Uber va-t-il bientôt remercier ses centaines de milliers de chauffeurs ? L'entreprise de VTC assure que non, même si elle a créé la sensation jeudi en annonçant le lancement d'un service de voiture autonome – sans chauffeur, donc - à Pittsburgh, en Pennsylvanie. La ville américaine sert de laboratoire au groupe qui y a implanté son centre de recherche dédié aux voitures autonomes. Des prototypes sillonnent les rues de la ville depuis le mois de mai. Mais Uber veut franchir une nouvelle étape en embarquant des clients. «Ce n'est pas qu'une question de prouesse scientifique», assure Travis Kalanick, PDG d'Uber, dans une interview accordée à Bloomberg Businessweek. «Nous avons de véritables ambitions commerciales.»

Le service doit démarrer d'ici la fin du mois d'août. Dans un premier temps seuls quelques véhicules seront mis sur la route avec à leur bord un co-pilote qui ne conduira pas mais surveillera le bon déroulement du trajet. Si tout se passe bien, la flotte de voitures autonomes doit rapidement atteindre une centaine de véhicules, a précisé l'entreprise.

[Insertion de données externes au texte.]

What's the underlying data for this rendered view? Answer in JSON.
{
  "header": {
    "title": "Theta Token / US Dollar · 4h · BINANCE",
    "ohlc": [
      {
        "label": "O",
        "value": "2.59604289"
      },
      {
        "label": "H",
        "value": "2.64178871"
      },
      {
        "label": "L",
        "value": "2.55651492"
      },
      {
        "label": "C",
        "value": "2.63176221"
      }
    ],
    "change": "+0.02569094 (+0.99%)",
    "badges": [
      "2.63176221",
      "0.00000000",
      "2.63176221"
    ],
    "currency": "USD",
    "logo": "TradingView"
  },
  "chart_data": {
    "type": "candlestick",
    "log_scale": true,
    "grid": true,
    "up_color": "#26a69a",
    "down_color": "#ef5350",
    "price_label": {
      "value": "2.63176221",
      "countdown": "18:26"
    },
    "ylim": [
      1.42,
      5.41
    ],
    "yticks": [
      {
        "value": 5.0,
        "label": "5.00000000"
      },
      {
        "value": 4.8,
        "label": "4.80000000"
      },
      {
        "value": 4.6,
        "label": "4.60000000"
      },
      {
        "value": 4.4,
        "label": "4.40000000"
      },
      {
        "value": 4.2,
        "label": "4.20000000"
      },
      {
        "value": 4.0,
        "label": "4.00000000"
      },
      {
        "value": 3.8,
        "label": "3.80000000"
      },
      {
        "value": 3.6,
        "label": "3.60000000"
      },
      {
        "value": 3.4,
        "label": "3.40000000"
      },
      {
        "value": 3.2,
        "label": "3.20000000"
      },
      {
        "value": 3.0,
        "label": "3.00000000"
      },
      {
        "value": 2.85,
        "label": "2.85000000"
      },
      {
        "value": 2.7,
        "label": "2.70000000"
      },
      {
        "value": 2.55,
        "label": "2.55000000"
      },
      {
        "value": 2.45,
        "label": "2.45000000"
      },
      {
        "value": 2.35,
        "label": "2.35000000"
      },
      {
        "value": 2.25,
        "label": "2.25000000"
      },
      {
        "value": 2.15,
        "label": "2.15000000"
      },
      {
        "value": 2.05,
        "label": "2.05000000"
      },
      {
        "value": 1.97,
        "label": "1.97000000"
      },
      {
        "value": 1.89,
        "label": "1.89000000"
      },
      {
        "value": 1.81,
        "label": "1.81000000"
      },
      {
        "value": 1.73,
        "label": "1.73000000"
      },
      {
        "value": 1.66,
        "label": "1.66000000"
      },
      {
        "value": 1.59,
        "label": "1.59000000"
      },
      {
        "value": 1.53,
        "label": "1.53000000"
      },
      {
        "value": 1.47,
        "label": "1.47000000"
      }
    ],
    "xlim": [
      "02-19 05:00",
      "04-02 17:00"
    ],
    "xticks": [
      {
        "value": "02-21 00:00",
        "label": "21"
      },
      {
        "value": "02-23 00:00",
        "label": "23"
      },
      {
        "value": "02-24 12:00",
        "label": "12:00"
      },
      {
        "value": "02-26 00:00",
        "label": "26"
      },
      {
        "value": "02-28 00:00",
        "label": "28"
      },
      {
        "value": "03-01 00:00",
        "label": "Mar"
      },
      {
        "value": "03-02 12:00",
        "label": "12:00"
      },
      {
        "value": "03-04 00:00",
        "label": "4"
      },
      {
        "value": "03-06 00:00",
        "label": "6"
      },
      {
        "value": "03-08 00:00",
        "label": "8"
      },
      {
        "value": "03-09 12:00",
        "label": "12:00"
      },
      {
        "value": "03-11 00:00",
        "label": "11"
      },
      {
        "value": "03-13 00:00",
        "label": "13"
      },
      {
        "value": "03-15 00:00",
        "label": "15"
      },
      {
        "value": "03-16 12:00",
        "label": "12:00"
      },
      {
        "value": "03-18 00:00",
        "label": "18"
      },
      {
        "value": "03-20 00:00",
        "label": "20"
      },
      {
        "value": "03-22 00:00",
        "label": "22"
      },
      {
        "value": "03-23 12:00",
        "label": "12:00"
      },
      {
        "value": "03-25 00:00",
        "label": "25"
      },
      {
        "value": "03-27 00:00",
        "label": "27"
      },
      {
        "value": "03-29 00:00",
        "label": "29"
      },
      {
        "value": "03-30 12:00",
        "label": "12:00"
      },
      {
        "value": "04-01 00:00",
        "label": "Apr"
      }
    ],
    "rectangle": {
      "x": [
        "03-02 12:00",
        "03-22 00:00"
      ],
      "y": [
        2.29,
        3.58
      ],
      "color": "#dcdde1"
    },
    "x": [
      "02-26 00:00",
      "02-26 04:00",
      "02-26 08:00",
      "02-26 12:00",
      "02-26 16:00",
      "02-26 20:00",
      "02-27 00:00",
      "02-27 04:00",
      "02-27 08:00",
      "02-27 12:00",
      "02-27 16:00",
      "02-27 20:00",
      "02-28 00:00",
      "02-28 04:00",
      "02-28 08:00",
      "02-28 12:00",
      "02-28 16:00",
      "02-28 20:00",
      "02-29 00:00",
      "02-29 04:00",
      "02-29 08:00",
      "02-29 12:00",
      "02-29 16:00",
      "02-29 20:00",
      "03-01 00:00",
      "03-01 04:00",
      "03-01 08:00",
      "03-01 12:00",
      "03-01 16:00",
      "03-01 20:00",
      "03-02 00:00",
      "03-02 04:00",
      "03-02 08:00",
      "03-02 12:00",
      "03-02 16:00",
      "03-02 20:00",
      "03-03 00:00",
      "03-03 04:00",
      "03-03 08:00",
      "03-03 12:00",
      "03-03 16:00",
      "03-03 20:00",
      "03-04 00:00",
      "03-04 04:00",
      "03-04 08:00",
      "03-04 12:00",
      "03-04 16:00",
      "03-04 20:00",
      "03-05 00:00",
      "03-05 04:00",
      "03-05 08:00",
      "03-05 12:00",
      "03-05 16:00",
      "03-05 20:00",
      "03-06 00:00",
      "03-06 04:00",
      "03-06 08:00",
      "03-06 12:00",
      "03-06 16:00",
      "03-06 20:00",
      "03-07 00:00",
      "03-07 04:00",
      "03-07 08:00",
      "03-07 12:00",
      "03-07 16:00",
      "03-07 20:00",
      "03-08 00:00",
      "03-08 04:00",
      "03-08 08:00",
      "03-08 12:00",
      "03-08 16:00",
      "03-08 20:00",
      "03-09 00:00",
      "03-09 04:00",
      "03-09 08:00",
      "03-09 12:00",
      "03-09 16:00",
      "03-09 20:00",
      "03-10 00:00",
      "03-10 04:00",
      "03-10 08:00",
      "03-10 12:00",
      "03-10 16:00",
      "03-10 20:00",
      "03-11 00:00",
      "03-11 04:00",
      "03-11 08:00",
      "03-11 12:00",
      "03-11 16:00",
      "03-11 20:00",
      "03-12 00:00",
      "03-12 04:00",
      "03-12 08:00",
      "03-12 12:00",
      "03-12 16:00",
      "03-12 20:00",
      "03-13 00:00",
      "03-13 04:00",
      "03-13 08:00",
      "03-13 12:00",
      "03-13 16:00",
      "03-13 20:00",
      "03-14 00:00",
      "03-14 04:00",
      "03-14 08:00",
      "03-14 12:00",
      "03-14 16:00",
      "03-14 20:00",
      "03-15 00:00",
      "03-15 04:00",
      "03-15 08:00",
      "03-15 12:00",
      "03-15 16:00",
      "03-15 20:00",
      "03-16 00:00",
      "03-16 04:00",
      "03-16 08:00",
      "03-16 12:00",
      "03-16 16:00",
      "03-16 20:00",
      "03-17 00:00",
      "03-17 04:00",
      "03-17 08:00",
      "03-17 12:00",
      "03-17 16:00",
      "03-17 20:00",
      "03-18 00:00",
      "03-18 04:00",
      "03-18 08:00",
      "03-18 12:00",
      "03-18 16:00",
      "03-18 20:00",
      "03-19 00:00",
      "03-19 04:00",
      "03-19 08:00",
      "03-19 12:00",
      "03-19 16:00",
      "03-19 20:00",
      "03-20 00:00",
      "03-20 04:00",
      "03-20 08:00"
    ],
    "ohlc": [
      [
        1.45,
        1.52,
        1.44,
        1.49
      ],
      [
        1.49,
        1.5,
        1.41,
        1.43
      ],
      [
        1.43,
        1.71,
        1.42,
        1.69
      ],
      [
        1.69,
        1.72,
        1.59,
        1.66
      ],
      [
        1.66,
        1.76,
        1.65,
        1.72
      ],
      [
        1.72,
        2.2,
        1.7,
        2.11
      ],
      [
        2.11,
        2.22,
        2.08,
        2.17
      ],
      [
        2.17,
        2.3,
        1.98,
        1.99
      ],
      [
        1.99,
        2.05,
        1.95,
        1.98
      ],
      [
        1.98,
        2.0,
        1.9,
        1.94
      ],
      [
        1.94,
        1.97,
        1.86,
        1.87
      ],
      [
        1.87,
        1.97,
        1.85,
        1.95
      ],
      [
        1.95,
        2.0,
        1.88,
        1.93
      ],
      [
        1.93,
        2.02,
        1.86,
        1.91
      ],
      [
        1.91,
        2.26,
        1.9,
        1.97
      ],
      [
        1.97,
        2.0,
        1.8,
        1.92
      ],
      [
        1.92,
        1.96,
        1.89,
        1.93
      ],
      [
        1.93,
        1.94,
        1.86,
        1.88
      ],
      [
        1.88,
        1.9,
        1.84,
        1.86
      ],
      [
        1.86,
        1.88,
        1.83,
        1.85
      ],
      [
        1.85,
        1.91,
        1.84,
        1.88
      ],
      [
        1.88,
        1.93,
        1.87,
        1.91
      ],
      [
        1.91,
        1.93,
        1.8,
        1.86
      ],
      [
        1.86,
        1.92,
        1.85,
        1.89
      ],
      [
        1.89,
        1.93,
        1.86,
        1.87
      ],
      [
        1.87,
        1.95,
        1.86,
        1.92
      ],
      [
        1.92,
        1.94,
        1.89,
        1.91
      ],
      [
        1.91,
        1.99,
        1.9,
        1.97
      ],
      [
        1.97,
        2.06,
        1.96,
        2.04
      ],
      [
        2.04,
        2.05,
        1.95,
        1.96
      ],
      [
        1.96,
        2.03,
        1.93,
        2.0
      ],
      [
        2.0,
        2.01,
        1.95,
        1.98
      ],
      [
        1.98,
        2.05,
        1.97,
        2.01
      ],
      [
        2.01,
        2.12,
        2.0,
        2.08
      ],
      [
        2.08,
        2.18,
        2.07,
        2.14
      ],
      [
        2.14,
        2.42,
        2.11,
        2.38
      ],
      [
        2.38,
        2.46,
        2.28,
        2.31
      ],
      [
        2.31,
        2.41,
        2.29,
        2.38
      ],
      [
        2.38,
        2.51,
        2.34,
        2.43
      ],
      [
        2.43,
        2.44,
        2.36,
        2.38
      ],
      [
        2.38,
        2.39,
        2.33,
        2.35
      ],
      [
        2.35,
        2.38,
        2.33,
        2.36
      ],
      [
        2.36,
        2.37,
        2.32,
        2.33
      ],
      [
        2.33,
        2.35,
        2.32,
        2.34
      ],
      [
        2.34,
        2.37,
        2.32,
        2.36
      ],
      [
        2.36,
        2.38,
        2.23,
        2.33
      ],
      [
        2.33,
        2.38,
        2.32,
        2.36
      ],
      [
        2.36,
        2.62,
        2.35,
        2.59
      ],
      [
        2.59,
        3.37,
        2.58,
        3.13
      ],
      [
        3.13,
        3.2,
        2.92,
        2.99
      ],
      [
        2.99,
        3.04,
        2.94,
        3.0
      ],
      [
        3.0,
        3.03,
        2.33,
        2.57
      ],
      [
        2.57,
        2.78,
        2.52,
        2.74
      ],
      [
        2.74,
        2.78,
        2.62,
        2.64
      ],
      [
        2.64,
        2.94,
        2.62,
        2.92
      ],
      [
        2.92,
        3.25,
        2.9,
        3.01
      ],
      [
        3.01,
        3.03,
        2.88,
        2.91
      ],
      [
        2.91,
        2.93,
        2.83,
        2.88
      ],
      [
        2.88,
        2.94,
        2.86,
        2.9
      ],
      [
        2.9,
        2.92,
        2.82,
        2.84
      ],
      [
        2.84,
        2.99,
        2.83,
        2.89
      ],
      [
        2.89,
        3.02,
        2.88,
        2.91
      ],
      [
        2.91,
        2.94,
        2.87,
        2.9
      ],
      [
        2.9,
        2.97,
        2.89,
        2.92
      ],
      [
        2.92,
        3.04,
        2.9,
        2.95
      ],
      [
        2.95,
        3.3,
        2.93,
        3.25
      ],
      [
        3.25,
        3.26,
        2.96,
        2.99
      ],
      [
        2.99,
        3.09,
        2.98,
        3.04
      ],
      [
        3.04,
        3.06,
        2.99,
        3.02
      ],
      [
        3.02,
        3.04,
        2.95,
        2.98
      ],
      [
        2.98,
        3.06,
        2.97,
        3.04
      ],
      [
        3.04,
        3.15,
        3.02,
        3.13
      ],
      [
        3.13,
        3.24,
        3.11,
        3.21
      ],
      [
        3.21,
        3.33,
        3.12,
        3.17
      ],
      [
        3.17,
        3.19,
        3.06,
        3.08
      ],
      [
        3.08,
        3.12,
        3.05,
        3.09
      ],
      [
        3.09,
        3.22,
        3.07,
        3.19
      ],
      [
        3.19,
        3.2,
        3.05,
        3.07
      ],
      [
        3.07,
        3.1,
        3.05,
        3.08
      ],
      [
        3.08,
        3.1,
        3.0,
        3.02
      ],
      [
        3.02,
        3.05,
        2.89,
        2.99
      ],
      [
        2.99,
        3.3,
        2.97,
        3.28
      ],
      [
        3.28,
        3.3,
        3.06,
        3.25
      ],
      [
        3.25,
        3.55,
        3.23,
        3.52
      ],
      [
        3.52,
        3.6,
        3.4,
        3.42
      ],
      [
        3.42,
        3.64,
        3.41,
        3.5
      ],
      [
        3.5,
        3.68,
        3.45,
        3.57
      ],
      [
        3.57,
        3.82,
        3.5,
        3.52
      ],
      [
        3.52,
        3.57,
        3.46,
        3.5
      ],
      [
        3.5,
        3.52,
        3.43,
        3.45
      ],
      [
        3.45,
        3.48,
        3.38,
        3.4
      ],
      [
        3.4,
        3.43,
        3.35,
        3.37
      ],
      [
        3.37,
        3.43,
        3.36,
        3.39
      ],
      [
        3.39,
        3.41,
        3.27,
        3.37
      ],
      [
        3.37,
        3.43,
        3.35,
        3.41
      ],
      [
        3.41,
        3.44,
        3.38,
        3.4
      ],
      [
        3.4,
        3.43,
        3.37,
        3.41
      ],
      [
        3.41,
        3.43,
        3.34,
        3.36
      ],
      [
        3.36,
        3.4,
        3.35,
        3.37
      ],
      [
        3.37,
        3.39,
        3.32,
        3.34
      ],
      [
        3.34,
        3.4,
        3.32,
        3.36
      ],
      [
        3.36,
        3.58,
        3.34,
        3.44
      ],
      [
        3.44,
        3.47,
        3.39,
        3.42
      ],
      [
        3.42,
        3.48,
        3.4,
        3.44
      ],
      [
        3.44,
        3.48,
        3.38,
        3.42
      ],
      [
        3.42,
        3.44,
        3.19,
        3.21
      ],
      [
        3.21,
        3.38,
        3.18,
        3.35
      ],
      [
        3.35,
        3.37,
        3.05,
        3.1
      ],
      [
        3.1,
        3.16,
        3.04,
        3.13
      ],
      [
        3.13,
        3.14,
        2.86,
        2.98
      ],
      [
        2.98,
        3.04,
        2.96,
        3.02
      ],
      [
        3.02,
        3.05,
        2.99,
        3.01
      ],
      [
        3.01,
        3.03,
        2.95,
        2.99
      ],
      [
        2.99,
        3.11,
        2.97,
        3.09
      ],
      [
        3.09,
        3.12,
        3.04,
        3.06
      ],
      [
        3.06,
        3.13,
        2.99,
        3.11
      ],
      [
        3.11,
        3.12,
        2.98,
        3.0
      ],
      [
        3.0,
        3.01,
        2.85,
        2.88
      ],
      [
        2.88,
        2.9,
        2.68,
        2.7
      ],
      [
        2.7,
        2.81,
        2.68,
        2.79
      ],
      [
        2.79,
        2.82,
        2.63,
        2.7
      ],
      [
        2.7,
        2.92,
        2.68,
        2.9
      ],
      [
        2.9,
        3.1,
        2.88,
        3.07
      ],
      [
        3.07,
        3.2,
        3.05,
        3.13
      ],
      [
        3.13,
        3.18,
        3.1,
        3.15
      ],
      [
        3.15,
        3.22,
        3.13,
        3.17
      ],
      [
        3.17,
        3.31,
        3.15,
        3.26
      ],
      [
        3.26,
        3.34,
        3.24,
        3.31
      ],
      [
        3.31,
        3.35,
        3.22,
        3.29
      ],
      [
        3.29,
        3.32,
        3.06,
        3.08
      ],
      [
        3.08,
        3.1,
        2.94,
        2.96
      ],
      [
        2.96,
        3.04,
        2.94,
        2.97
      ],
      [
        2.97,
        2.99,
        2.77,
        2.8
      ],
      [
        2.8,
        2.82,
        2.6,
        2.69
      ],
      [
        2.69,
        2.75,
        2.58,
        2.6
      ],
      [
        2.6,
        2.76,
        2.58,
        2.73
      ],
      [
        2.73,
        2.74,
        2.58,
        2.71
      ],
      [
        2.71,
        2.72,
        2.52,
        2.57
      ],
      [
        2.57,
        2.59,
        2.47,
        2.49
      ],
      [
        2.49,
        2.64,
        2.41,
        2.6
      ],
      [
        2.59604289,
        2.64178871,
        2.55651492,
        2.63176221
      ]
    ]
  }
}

Principal argument avancé par la société : la sécurité. "Plus d'un million de personnes meurent dans des accidents de voiture chaque année (dans le monde, NDLR). Ce sont des tragédies que les technologies de conduite autonome peuvent aider à éviter", affirme Travis Kalanick. A la question de savoir si les "taxis-robots" allaient remplacer les véhicules avec chauffeurs, il a répondu par la négative. "Je ne pense pas que le nombre de chauffeurs va bientôt décliner. En réalité, je pense que dans un monde autonome il va augmenter" car il y aura toujours besoin de chauffeurs pour conduire aux endroits les plus difficiles ou inaccessibles aux voitures autonomes. Par ailleurs, les Volvo XC90 utilisées par Uber pour son nouveau service ne sont pas réellement autonomes. Bien qu'équipées de caméras et de capteurs, elles nécessitent encore la présence d'un pilote capable d'intervenir en cas de problème. Uber et Volvo ont d'ailleurs promis d'investir plus de 300 millions de dollars dans le cadre de leur partenariat pour pouvoir proposer une voiture 100% autonome d'ici 2021.

Uber a également annoncé jeudi le rachat d'Otto, une start-up américaine spécialisée dans les camions autonomes fondée par des anciens de Google. Au-delà du coup médiatique que constitue le lancement du premier service grand public de voiture semi-autonome, il se positionne ainsi comme un concurrent sérieux dans la course lancée par Google, Apple ou encore Tesla. Mais celle-ci suscite encore de nombreuses réserves après le récent accident d'une Tesla en mode pilote automatique qui a coûté la vie à son chauffeur.